O viajante riu dessa reação e disse: — Eu sei, eu sei... Vamos embora agora mesmo para que não tenha que ficar neste frio.

Sariel montou no cavalo e olhou para Yuu.

— Bem, foi um prazer, senhorita Yukinoshita.

— O prazer é todo meu — respondeu a aprendiz enquanto se curvava. — Adeus, e tome cuidado.

— Hmm, eu não diria que isso é um adeus — disse o viajante. — Um “até a próxima” é mais apropriado.

— Pretende voltar algum dia?

— Sim, e cuide de mestre Ping até lá. — Sariel começou a guiar Su-en, que se virou em direção à estrada.

— Eu que estou sob os cuidados de mestre Ping, mas agradeço sua preocupação.

— Não digo neste sentido.

— O que quer dizer?

— Em breve perceberá. — O cavalo do viajante começou a trotar e a se afastar. — Até breve!

— A-Até breve... — disse Yuu sem compreender as palavras de Sariel.

O viajante trocou seu elemento para gelo, absorvendo o frio e reduzindo a espessura da neve, tornando o trabalho de Su-en muito mais fácil.

A aprendiz observou ambos se afastando por um bom tempo, já que era bem treinada e conseguia ver longe mesmo naquele ambiente, até que os dois finalmente saíram do alcance de sua visão.

Yuu se virou para sua casa e suspirou.

— Já é a terceira vez que teremos que reformá-la... — disse em um tom cansado.

A aprendiz retornou para sua casa e foi direto para a sala onde seu mestre normalmente ficava.

Yuu bateu na porta e aguardou por uma resposta.

— Entre, Yuu... — disse o Pilar com uma voz ligeiramente ofegante. Provavelmente pela luta e pelo estresse de pensar em ter que reparar a casa novamente.

A aprendiz abriu a porta e estava prestes a perguntar se Feng Ping desejava algo, quando percebeu um sorriso quase imperceptível em seu rosto.
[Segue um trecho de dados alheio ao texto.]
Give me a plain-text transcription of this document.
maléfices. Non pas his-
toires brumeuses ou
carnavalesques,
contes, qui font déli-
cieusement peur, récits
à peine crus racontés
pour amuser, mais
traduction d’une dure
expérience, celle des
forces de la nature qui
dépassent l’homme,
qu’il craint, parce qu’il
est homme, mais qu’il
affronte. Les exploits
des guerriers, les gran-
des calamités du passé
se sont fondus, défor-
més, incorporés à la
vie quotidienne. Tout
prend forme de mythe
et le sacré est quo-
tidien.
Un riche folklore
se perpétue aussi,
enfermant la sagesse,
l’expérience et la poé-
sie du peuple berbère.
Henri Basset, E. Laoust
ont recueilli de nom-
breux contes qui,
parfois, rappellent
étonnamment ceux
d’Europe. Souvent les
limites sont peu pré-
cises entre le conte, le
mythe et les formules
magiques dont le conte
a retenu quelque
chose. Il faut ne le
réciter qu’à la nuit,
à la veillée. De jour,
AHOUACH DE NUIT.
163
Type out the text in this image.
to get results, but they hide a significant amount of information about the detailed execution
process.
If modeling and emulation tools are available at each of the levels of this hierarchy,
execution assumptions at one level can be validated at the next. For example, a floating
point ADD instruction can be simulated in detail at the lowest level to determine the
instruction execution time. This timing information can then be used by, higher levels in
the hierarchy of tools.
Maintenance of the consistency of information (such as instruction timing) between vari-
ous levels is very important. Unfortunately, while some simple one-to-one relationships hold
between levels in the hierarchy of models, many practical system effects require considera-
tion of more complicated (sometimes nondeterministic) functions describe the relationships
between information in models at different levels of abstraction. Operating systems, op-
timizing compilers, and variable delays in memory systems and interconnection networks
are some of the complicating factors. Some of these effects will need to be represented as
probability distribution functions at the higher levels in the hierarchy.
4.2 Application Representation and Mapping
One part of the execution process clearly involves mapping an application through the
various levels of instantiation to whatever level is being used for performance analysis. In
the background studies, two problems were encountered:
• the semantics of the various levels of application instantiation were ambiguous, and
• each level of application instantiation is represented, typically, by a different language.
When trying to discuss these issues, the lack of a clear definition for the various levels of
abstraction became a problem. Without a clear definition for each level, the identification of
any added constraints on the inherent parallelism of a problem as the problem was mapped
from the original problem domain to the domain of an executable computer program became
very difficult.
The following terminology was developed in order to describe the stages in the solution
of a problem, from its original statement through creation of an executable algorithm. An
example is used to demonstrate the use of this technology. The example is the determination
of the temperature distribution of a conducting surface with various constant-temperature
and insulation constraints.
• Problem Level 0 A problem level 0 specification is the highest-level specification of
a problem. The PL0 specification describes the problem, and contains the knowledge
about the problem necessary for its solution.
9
O Pilar não respondeu. Seu olhar estava focado em uma folha em cima de sua mesa onde uma tinta preta — já seca — a decorava com um desenho.

— Está... tudo bem, mestre?

— Veja isto, Yuu! — Feng Ping ergueu a folha e a estendeu para que ela pudesse ver.

A aprendiz observou a pintura com curiosidade, quando percebeu algo magnifico: a pintura da flor de sakura, apesar de imperfeito, estava completo.

Até o momento, Feng Ping nunca terminou uma pintura anterior, pois sempre cometia um erro grosseiro demais e ficaria insatisfeito se concluísse a arte, portanto sempre amassava o papel e jogava fora, para logo em seguida começar a pintar novamente e ter o mesmo resultado.

Dessa vez, apesar de possuir um erro, era quase imperceptível — até mesmo para Yuu — e estava finalmente completo.

Não era uma flor perfeita... mas estava muito próxima da perfeição.